Explore switch to Dirichlet-Multinomial likelihood for comps

iantaylor-NOAA commented 6 years ago

Dirichlet-Multinomial (D-M) likelihood proposed by Thorson et al. (just added to https://github.com/cgrandin/hake-assessment/blob/master/doc/all.bib as "ThorsonEtAl2017Dirichlet" and uploaded to Google Drive "papers" folder) is worth considering over status-quo multinomial likelihood.

The key advantage is that data-weighting is done automatically via an estimated parameter, rather than via manual iteration as in the McAllister-Ianelli approach. Having automated data-weighting means that as you explore sensitivities and retrospectives, each model is automatically tuned rather than potentially out of balance. This is probably most important when exploring alternative setups for time-varying selectivity.

The D-M option is available in SS version 3.30, but the r4ss output needs improvement to apply it. I'm working this morning on addressing this this morning (see https://github.com/r4ss/r4ss/issues/129) (though I need to take a break from now until about 10am).

iantaylor-NOAA commented 6 years ago

Finally made progress on r4ss changes required to use this option. See https://github.com/r4ss/r4ss/issues/129#issuecomment-358468468 for details. The changes don't yet work for length comps, but should cover our needs for the hake model adequately to support exploring this alternative likelihood that saves on the model tuning step.

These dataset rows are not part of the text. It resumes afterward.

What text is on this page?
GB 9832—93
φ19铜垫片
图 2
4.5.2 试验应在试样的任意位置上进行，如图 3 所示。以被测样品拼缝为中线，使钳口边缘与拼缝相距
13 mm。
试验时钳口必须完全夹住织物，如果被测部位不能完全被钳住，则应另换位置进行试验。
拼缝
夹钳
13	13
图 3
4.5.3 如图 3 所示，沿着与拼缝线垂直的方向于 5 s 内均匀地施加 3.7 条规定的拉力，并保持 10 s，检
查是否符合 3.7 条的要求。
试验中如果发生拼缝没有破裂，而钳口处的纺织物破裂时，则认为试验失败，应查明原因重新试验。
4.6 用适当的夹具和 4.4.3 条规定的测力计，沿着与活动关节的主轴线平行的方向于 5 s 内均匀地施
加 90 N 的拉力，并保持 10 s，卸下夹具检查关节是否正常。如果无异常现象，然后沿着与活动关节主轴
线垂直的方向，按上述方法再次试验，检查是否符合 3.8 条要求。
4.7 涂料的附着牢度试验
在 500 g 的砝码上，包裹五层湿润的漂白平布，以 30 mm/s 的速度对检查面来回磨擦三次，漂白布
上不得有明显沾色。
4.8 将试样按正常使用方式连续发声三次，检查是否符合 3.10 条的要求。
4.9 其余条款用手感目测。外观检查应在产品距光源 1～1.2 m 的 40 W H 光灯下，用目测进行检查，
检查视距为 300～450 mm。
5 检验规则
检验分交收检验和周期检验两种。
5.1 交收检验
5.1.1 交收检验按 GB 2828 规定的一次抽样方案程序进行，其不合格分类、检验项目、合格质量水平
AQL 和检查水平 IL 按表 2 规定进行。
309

andrew-edwards commented 6 years ago

Great. I got partway through reading the paper on Tuesday, and it seems worthwhile including. The automated data weighting makes more sense than manually, given it's now available.

iantaylor-NOAA commented 6 years ago

I just uploaded to Google Drive model 2018.19.15_compWeight_DirMult which uses the Dirichlet-Multinomial likelihood.

Thoughts on the model The weights given to the fishery and survey age comps, are about 0.45 and 0.91, respectively, which are higher than the 0.15 and 0.44 values applied to those fleets under the status-quo McAllister-Ianelli tuning method. Increasing the weighting of the age comps didn't reduce the weight given to the survey biomass (there was little change in the "Q_extraSD_Acoustic_Survey(2)" parameter, but the relative weight of the age data compared to the survey index is a bit higher, and the weight given to the fishery ages is slightly higher relative to the survey ages. Overall the resulting model is pretty similar to model 2018.19 with the recruit devs spread out just a little bit and the early years and initial equilibrium are shifted a bit downward (since the years are only informed by the fishery ages that get slightly more weight).

Given that data-weighting is a topic of ongoing research in fisheries science, I'm not sure that there's a statistically sound way to determine whether model 2018.19.15 with the D-M likelihood is better or worse, but the advantage of having the tuning occur automatically, rather than requiring manual editing of the values at the bottom of the control file makes the new option appealing from a pragmatic standpoint, especially for purposes of things like sensitivities or profiles over the variability in time-varying selectivity where iterative tuning would make a difference and yet isn't practical.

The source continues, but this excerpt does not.